When we find our costs exceeding our revenue, we have few options. It is the same for government. We can increase revenue (taxes); we can cut costs (benefits); we can use our savings (what savings?); we can borrow (increase the deficit). The government can also do something we can’t; it can print money. That, however, has the same economic cost as borrowing, passing the “cost” on to successive generations by depreciating the value of the wages they are, and will be, earning.
In an effort to break the deadlock over Social Security reform Senator Jim DeMint (R-SC.) and Representative Jim McCrery (R-La.) have proposed a variation of the President’s plan allowing for individual investment accounts financed with the surplus the Social Security system is currently generating. Democrats have reacted negatively, arguing that the proposal would only hasten the arrival of the day, now projected to come in 2041, when the Social Security Trust Fund is exhausted. Observers see little chance reform legislation will be enacted this year.
Way back in February, after Federal Reserve Chairman Alan Greenspan discussed Social Security during testimony before the Senate Banking Committee, The New York Times predicted in an editorial that “everybody is going to point to the problems, and nobody is going to embrace a solution.” It doesn’t have to be this way.

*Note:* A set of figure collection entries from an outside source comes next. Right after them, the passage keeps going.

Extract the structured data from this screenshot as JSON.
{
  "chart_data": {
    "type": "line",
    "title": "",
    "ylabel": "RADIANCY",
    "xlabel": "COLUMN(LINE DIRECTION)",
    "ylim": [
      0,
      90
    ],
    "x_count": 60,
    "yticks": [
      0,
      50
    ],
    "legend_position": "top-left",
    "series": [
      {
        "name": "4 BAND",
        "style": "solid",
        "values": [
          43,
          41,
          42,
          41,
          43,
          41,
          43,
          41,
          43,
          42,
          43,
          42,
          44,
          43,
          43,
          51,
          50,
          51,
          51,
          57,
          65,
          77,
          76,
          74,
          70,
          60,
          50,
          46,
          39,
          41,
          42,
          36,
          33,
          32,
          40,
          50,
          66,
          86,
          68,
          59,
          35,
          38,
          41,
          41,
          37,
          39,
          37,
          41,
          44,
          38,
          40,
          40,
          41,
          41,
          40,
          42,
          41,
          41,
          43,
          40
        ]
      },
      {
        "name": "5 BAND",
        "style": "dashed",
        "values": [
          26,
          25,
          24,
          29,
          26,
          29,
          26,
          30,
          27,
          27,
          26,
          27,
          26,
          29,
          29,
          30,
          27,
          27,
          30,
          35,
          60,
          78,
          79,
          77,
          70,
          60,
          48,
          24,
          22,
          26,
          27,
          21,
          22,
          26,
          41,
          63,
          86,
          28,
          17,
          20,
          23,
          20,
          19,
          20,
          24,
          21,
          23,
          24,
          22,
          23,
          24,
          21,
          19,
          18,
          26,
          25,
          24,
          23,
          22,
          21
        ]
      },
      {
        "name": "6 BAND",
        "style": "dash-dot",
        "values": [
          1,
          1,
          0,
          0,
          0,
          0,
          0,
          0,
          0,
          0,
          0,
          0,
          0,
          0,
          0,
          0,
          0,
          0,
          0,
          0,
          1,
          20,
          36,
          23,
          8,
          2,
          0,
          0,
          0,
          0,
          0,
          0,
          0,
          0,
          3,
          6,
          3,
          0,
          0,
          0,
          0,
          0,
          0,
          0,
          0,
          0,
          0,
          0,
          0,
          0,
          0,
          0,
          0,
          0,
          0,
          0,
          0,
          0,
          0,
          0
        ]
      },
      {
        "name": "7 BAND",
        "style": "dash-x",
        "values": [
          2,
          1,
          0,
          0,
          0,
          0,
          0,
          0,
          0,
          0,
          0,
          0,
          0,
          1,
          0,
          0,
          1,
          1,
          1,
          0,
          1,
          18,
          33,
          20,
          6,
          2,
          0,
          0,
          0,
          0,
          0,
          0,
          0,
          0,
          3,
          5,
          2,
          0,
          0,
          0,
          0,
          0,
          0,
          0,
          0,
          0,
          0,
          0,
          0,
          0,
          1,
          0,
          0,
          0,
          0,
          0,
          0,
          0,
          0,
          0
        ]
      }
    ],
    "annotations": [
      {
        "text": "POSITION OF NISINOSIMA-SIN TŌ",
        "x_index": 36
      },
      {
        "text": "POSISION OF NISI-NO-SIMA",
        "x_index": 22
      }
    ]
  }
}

The President’s plan is not as radical as some other proposals. In their provocative book, The Coming Generational Storm, Laurence J. Kotlikoff and Scott Burns advocate the immediate end of the Social Security system, replacing it with a Personal Security System account invested by the government in an extremely broad-based and international stock and bond fund. There are numerous provisions designed to reduce the shock of converting to this new system.
If we are smart, we are at the start of what will be a serious debate leading to a well-reasoned and comprehensive plan for changing the Social Security system. It must also consider Medicare and Medicaid which, believe it or not, are in worse shape in terms of cost and revenue projections for the years ahead. I image we’ll visit this topic many more times before we are through. Why do you think this column is titled, “Part 1”?